Monday, January 19, 2009
What is GFR?
Recently, I was presenting to a group that brought up the term GFR . In particular they were stating that the GFR for their plan was at nearly 100%. The plan board thought that GFR was the same as Generic substitution. I really think that their insurance carrier or paid consultant should have explained the difference until I realized that the consultant did not fully understand the terminology difference. So let me explain.
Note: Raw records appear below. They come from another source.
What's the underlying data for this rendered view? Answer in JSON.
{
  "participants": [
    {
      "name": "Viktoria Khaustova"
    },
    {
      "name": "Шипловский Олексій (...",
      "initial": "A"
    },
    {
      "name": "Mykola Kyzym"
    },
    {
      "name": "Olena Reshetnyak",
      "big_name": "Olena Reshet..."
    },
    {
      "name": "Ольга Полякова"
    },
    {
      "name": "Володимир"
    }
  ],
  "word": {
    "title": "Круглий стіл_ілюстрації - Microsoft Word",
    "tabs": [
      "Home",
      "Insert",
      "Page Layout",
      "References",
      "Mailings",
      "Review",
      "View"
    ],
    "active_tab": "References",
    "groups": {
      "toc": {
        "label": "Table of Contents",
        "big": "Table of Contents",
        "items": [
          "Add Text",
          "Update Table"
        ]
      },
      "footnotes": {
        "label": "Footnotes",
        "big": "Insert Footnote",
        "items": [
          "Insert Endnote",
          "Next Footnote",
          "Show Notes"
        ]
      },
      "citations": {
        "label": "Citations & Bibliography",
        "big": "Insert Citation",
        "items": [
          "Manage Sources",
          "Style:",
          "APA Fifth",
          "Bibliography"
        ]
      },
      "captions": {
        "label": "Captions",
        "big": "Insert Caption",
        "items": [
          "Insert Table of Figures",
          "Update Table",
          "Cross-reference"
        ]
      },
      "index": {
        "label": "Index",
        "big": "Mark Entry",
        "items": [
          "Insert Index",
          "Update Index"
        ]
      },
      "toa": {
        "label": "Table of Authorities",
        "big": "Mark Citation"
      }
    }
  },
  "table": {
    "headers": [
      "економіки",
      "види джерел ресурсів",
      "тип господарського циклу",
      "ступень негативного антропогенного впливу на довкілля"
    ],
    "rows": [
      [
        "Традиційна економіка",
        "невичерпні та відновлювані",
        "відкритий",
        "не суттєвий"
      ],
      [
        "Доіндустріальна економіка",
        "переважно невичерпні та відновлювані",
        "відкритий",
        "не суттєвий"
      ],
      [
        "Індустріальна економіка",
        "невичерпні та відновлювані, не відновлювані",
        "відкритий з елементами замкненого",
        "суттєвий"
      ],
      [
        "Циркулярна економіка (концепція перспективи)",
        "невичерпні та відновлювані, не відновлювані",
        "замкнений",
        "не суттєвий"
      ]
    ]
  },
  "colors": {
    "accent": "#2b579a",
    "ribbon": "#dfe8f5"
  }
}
Here in Canada most plans have a Generic Substitution policy where once a drug goes off patent then the plan will pay for the less expensive alternative. This is Generic Substitution Rate or GSR. Thus you should currently see Atorvastatin commonly known as Lipitor which is just facing several Generic equivalents have a high GSR. This just occurred in the last week or so, so you may not see it in your current carrier reports but it will impact future reports and should be at 95% +. The GFR rate refers to the number of prescriptions written or filled generically in your plan. In Canada last year the combined average GFR for Public and private plans was at about 54%. In the US that percentage is much higher at over 70% pointing to most prescriptions being written as a generic. Canada is ahead of the US in terms of the number of blockbuster drugs that have gone off patent so we have not done enough to try to take advantage of the lower costs with generics. Much debate is currently going on , as to how we get better pricing on these off patent medications.